Start 2026 Right: With Regret, Sauerkraut, and a Nasal Dilator
Why January is the Hunger Games of self-worth.
Well, you did it. You made it through the holidays by consuming enough calories to sink the Titanic. Thankfully, the accompanying sugar spike buoyed you like a half-inflated Costco pool float. Throw in some healthy fats (read: the cheese on the charcuterie board you swore was “mostly protein”), and you were practically bulletproof. Temporarily.
Now it’s January. The month we collectively decide to hate ourselves. Because if you’re not juicing kale through your eyeballs by the 3rd, are you even trying to improve?
Fear not. I’m here to guide you through the guilt-fueled nonsense that kicks off every new year (with sarcasm, mild inflammation, and a couple probiotic suggestions). You got this, you bewildered, aging, gut-sensitive protagonist. This is your story. Might as well narrate it.
Let the tutorial begin.
Step 1: Throw stuff away, dammit
After you put away your Christmas decorations, come to my house and put away mine. Then spin dramatically through your living room, arms outstretched like you’re Maria in The Sound of Music, because WOW LOOK AT ALL THIS SPACE.
Suddenly, the floor is visible. You could do yoga.
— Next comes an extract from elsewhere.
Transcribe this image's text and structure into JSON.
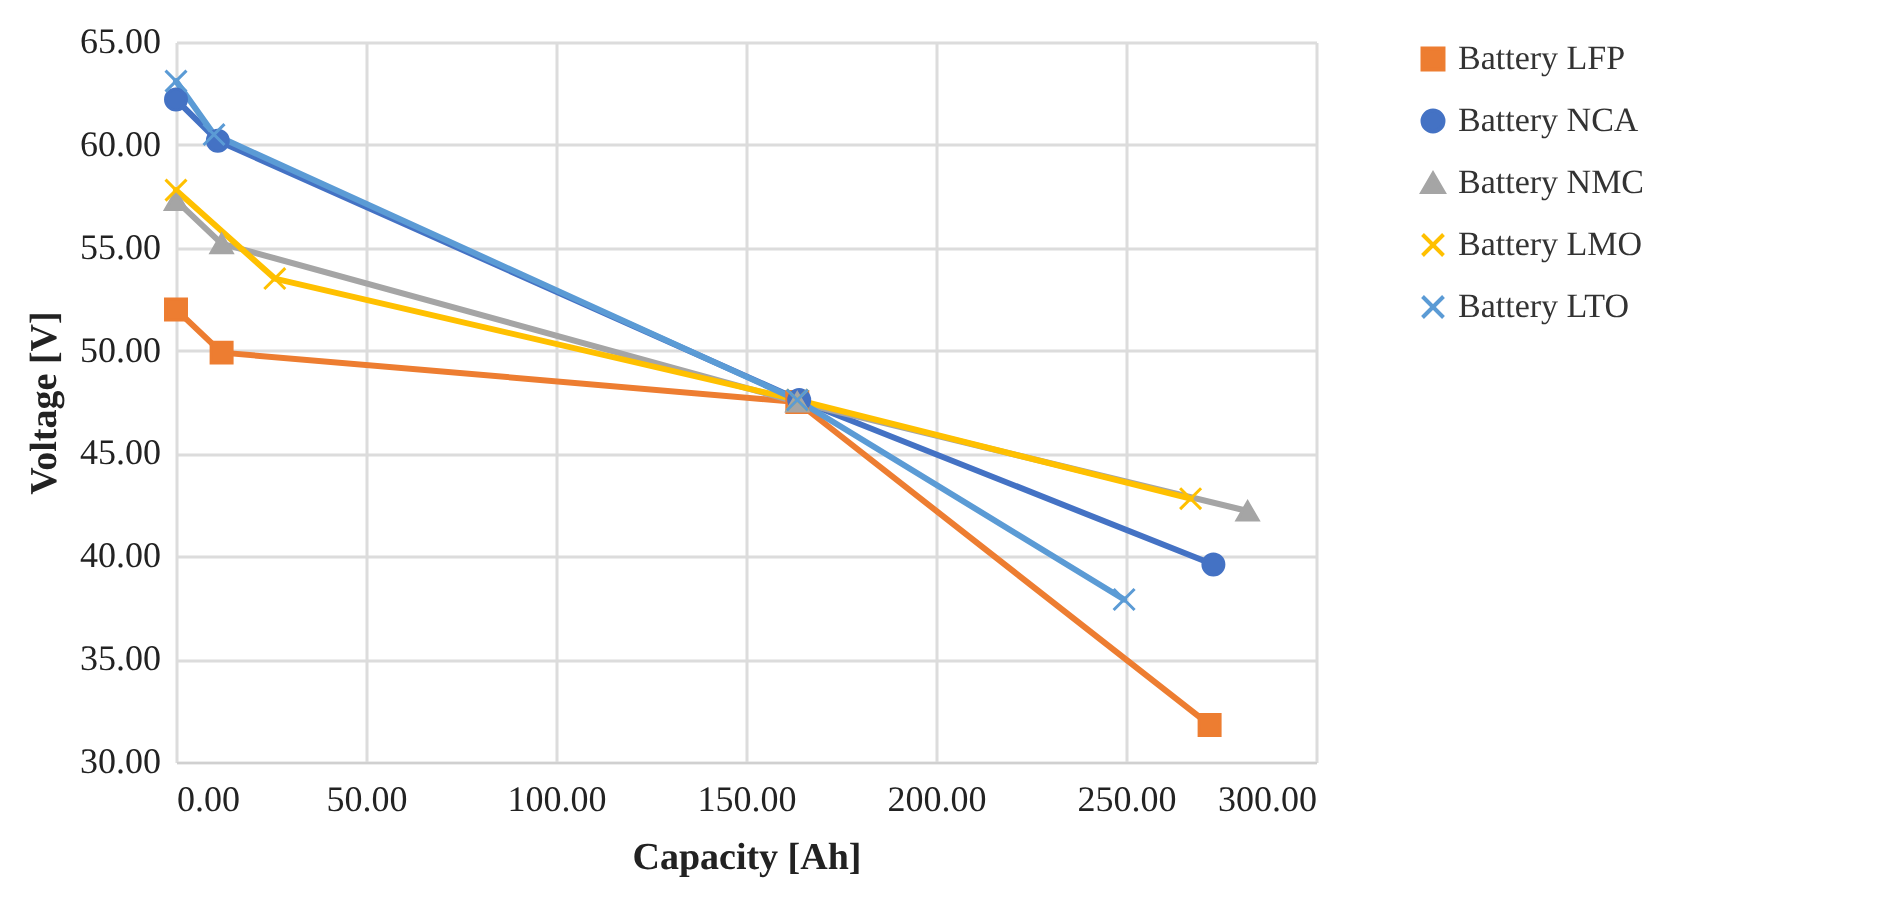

You won’t, but you could.
Now, march into your closets and say goodbye to:
Birthday cards from 1996.
Your Disney classic VHS tapes.
The pants you haven’t worn since your gallbladder ghosted you in 2021.
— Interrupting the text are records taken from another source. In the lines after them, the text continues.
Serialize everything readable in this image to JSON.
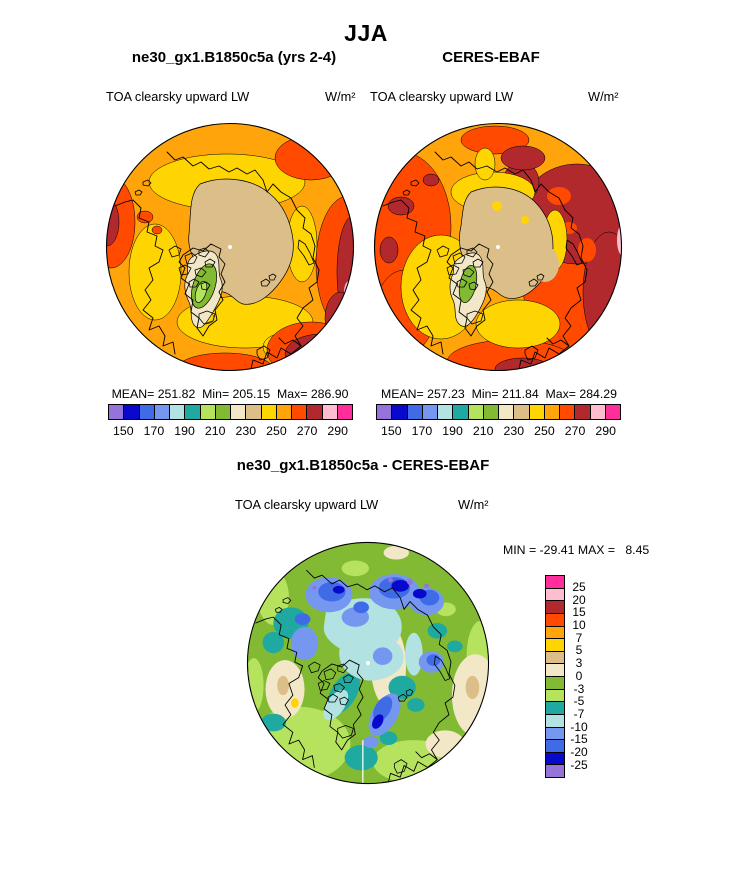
{
  "title": "JJA",
  "palette": {
    "p1": "#9673DB",
    "p2": "#0909CD",
    "p3": "#3F6BE6",
    "p4": "#7697EF",
    "p5": "#B2E2E2",
    "p6": "#1FA9A0",
    "p7": "#B6E35E",
    "p8": "#83BA34",
    "p9": "#F2E8C8",
    "p10": "#DCBE89",
    "p11": "#FFD501",
    "p12": "#FFA40B",
    "p13": "#FF4A00",
    "p14": "#B1282D",
    "p15": "#FFBDCF",
    "p16": "#FF2E9A",
    "coast": "#000000",
    "pole": "#FFFFFF",
    "bg": "#FFFFFF"
  },
  "panels": {
    "model": {
      "title": "ne30_gx1.B1850c5a (yrs 2-4)",
      "variable": "TOA clearsky upward LW",
      "units": "W/m²",
      "stats": "MEAN= 251.82  Min= 205.15  Max= 286.90"
    },
    "obs": {
      "title": "CERES-EBAF",
      "variable": "TOA clearsky upward LW",
      "units": "W/m²",
      "stats": "MEAN= 257.23  Min= 211.84  Max= 284.29"
    },
    "diff": {
      "title": "ne30_gx1.B1850c5a - CERES-EBAF",
      "variable": "TOA clearsky upward LW",
      "units": "W/m²",
      "stats": "MIN = -29.41 MAX =   8.45"
    }
  },
  "colorbars": {
    "lw": {
      "cells": [
        "p1",
        "p2",
        "p3",
        "p4",
        "p5",
        "p6",
        "p7",
        "p8",
        "p9",
        "p10",
        "p11",
        "p12",
        "p13",
        "p14",
        "p15",
        "p16"
      ],
      "ticks": [
        "150",
        "170",
        "190",
        "210",
        "230",
        "250",
        "270",
        "290"
      ]
    },
    "diff": {
      "cells": [
        "p16",
        "p15",
        "p14",
        "p13",
        "p12",
        "p11",
        "p10",
        "p9",
        "p8",
        "p7",
        "p6",
        "p5",
        "p4",
        "p3",
        "p2",
        "p1"
      ],
      "ticks": [
        "25",
        "20",
        "15",
        "10",
        "7",
        "5",
        "3",
        "0",
        "-3",
        "-5",
        "-7",
        "-10",
        "-15",
        "-20",
        "-25"
      ]
    }
  },
  "chart_data": [
    {
      "type": "heatmap",
      "subtype": "filled-contour-map",
      "projection": "north-polar-stereographic",
      "panel": "model",
      "season": "JJA",
      "title": "ne30_gx1.B1850c5a (yrs 2-4)",
      "field": "TOA clearsky upward LW",
      "units": "W/m²",
      "mean": 251.82,
      "min": 205.15,
      "max": 286.9,
      "contour_levels": [
        150,
        160,
        170,
        180,
        190,
        200,
        210,
        220,
        230,
        240,
        250,
        260,
        270,
        280,
        290
      ],
      "labeled_ticks": [
        150,
        170,
        190,
        210,
        230,
        250,
        270,
        290
      ],
      "colormap": "amwg-16",
      "legend_position": "bottom-horizontal"
    },
    {
      "type": "heatmap",
      "subtype": "filled-contour-map",
      "projection": "north-polar-stereographic",
      "panel": "observations",
      "season": "JJA",
      "title": "CERES-EBAF",
      "field": "TOA clearsky upward LW",
      "units": "W/m²",
      "mean": 257.23,
      "min": 211.84,
      "max": 284.29,
      "contour_levels": [
        150,
        160,
        170,
        180,
        190,
        200,
        210,
        220,
        230,
        240,
        250,
        260,
        270,
        280,
        290
      ],
      "labeled_ticks": [
        150,
        170,
        190,
        210,
        230,
        250,
        270,
        290
      ],
      "colormap": "amwg-16",
      "legend_position": "bottom-horizontal"
    },
    {
      "type": "heatmap",
      "subtype": "filled-contour-map",
      "projection": "north-polar-stereographic",
      "panel": "difference",
      "season": "JJA",
      "title": "ne30_gx1.B1850c5a - CERES-EBAF",
      "field": "TOA clearsky upward LW",
      "units": "W/m²",
      "min": -29.41,
      "max": 8.45,
      "contour_levels": [
        -25,
        -20,
        -15,
        -10,
        -7,
        -5,
        -3,
        0,
        3,
        5,
        7,
        10,
        15,
        20,
        25
      ],
      "labeled_ticks": [
        25,
        20,
        15,
        10,
        7,
        5,
        3,
        0,
        -3,
        -5,
        -7,
        -10,
        -15,
        -20,
        -25
      ],
      "colormap": "amwg-16-reversed",
      "legend_position": "right-vertical"
    }
  ]
}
Also, please join me in the annual ritual of Staring At a Pile of Mail That Future You Will Handle™, including those Christmas cards that got returned in 2024 that you were totally going to text the friends to get correct addresses, and the tax documents from 2022 you were definitely going to scan.
Step 2: Accept that Trader Joe’s diet is a processed food diet
Look. I don’t live close enough to a Trader Joe’s to qualify for the cult, so you can hate me for having an opinion. But on the off chance I’m cruising down 400 South and have 30 minutes to spare (that’s just the parking lot), I’ll pop in.
What do I leave with?
Two non-dairy yogurts.
A bar of dark chocolate.
Existential confusion.
I’m not saying it’s not fun — it’s like grocery shopping inside Wes Anderson’s mind — but if your weekly meal plan is 90% freezer aisle, you might want to revisit the concept of “fresh.”
Reminder: “processed” doesn’t even mean evil. It means someone else chopped the onions, so you didn’t cry. Which is beautiful, honestly.
And sometimes, I just want to revisit childhood memories (and attachment wounds) by indulging in ultra-processed Cocoa Pebbles. Sue me.
Step 3: Be nice to your gut
Time for the only helpful thing I’ll say today:
✅ Sauerkraut
✅ Kimchi
✅ Kefir
✅ Seeds and nuts
✅ A rainbow of produce
Feed your microbiome like it’s your emotionally needy roommate. It’s doing its best, and it wants fermented snacks and fiber. You know, like a Publik Coffee Roasters burista.
Step 4: Move that booty
Take a walk. Wiggle your butt. Do it because your Fitbit says, “You’ve been sitting like a Victorian ghost for 6 hours.”
Want to come walk with me? I’m quite the company. When I walk, I am:
Wearing a nasal dilator
Rocking a weighted vest (Amazon, $34.99)
Listening to podcasts on off-brand earbuds
Braced like a medieval knight from mid-back to mid-thigh
Wearing SPF 50 and the will to live
Dragging a dog who pauses dramatically every 15 steps for no discernible reason
Catch me on the Bountiful hills lookin’ like a tactical librarian.
Step 5: Drink enough to be a C.U.P.™
Back in junior high, a soccer coach told us, “Girls, hydrate. Be a C.U.P. A Clear Urine Person.”
That was quite the soccer tournament. We made MANY bathroom stops on the drive up to Boise.
And it stuck with me.
It’s wildly unrealistic in adulthood, though. If I drank that much now, I’d have to set a Google Calendar reminder every 20 minutes to find a bathroom (or a very understanding bush, because hiking).
But hey, hydration matters. And if you hit C.U.P. status even once this week, you get a sticker. Emotionally.
🧠 The Ethical Technologist Weighs In
It’s one thing to track your macros or find the perfect anti-inflammatory supplement on Instagram. It’s another thing to actually be a decent human being.
So here’s your 2026 upgrade path:
💡 Choose community over contention.
💡 Say hi to your neighbor.
💡 Let people evolve (even you).
💡 Speak peace like it’s your job, because maybe it is.
Your body isn’t a project. It’s the vehicle that carries your kindness, your humor, your ability to tell the difference between satire and propaganda.
So go hydrate.
Feed your gut.
And keep your humanity intact.
The algorithm won’t reward you for it, but your soul might.